VII. Não causou sensação vê-lo fazer provisões de armas, pois, então, havia muitas brigas e assaltos pelos campos e não se fazia outra coisa senão atacarem-se uns aos outros; quanto às escadas, Eufranor, que era carpinteiro e operário de máquinas de guerra, fê-las publicamente, porque era esse o seu ofício e isso eliminava todo motivo de suspeitas, para o que elas estavam sendo feitas: pois era êle, bem como os demais, também um exilado de Sicíone. Afinal, os amigos que êle tinha em Argos, do pouco que possuíam, emprestaram cada qual dez homens e êle armou trinta dos seus servidores, além dos quais êle reuniu e assalariou um pequeno grupo de soldados, por intermédio de (3) Xenófilo, que lhe haviam dado os chefes dos ladrões, aos quais se deu a entender que eles seriam levados ao território de Sicíone, para aí apanhar e levar os jumentos do haras do rei, e os mandou adiante, uns por um lado, e outros, por outro, com ordem de se reunirem junto à torre de Polignoto, onde o deveriam esperar; mandou também adiante a Cafésias, sem armas, com quatro outros companheiros, que deviam, à noite, ir à casa do jardineiro, como viajantes, para lá passar a noite e tê-lo dentro de casa com seus cães, pois não havia outro caminho, por outro lugar.

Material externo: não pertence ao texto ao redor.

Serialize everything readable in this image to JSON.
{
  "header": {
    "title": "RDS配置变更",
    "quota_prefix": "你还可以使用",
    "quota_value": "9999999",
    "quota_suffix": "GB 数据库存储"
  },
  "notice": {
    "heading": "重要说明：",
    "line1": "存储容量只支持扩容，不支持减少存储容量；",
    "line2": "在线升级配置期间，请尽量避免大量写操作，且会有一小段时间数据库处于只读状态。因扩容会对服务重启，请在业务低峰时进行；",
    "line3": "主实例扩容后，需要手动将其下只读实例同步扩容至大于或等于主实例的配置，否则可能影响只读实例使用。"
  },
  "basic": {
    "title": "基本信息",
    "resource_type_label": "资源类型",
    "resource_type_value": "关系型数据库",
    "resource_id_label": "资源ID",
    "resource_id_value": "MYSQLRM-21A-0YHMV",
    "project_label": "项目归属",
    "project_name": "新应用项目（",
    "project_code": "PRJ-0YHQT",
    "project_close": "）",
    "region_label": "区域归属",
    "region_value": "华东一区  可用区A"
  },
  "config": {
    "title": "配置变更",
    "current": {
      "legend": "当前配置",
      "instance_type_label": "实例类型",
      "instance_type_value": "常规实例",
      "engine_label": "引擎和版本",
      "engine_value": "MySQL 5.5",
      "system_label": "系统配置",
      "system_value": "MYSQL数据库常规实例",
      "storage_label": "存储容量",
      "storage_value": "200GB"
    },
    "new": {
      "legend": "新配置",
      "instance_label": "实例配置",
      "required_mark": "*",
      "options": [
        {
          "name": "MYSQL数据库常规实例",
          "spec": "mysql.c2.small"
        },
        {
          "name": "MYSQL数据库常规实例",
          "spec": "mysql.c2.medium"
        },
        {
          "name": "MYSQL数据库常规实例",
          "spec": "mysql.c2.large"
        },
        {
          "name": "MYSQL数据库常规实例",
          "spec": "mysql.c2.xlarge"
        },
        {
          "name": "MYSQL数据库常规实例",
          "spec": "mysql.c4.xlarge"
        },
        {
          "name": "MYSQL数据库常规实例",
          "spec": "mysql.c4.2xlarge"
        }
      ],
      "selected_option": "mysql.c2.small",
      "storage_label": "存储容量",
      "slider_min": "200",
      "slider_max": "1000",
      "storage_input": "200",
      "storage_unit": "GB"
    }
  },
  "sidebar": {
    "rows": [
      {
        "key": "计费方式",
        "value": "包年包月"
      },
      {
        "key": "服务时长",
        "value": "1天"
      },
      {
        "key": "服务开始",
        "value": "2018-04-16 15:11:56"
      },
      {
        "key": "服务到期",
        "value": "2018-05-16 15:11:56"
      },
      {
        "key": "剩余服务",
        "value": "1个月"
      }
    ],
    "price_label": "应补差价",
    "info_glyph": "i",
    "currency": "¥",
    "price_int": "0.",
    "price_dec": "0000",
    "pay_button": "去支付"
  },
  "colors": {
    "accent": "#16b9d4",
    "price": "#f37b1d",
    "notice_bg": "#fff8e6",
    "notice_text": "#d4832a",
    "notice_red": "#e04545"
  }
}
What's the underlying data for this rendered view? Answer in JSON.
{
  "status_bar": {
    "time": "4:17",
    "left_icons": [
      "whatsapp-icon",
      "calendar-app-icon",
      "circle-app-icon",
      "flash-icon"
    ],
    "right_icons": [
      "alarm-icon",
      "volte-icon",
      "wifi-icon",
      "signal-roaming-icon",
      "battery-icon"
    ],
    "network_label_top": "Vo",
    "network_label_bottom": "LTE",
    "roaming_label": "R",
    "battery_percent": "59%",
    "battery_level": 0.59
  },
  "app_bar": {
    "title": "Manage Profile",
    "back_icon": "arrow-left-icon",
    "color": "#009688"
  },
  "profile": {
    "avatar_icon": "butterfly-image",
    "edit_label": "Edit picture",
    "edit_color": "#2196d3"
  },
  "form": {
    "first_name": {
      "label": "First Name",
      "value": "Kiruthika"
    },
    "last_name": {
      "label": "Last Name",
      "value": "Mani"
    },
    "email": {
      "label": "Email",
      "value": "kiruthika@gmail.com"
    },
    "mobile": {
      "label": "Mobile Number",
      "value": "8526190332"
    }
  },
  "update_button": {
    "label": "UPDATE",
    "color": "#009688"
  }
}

Quanto às escadas, que eram divididas em partes, eles as esconderam em tonéis de transportar trigo e as puseram em carros que mandaram na frente. Nesse ínterim, porém, foram descobertos em Argos espiões de Nico-cles, que andavam pela cidade, observando com ares de indiferentes o que Arato ia fazer: pelo que, de manhã, ao despontar do dia, ele saiu de sua casa e foi à praça, passear com seus amigos, como de costume; depois foi ao parque dos exercícios, onde se despiu, untou-se e lutou também: finalmente, levou consigo à sua casa alguns dos seus amigos, aos quais êle tratava sempre com muita cordialidade, para beber e passar o tempo com êle: e também, logo depois, viu na praça um de seus servos, que trazia uma coroa de flores, e outro que comprava tochas e, archotes, um outro que falava com bailarinas e menestréis, que costumavam dançar e tocar nos banquetes. Vendo isto, os espiões de Nicocles foram enganados e, rindo-se, disseram que bem podiam ver, em tudo aquilo, que nada havia de mais covarde, nem de mais tímido que um tirano, pois Nicocles, que tinha uma grande cidade e muito grande poder, temia um moço, o qual punha toda a sua preocupação em passar alegremente o seu exílio, em prazeres, banquetes e festins em pleno dia.

Põe-se em marcha.

VIII. E assim esses espiões foram enganados: mas Arato, incontinenti, depois do jantar, partiu de Argos e foi-se encontrar com seus soldados, aos quais havia determinado encontrarem-se junto da torre de Polignoto, e os levou diretamente a Neméia, onde lhes declarou abertamente o seu intento, tendo-os antes aconselhado e feito belas promessas: depois lhes deu como palavra de senha Apolo favorável e partiu diretamente para Sicíone, apressando o passo, à medida que a lua baixava, e retardando-o, depois, de maneira que sua claridade lhe servisse durante todo o tempo do caminho e ele chegasse à casa do jardineiro, que estava junto da muralha, quando a lua estivesse completamente escondida: chegou então Cafésias, o qual não havia podido prender os cães, pois eles haviam fugido: mas tinha prendido o jardineiro dentro de casa. Isso desanimou a maior parte dos homens, que queriam a toda força retroceder, mas Arato os reanimou, prometendo-lhes que os levaria de volta se os cães fizessem muito barulho e os fez partir imediatamente e colocarem-se adiante daqueles que tinham as escadas, as quais Ecdelo e Mna-siteu levavam, e êle também partiu logo em seguida .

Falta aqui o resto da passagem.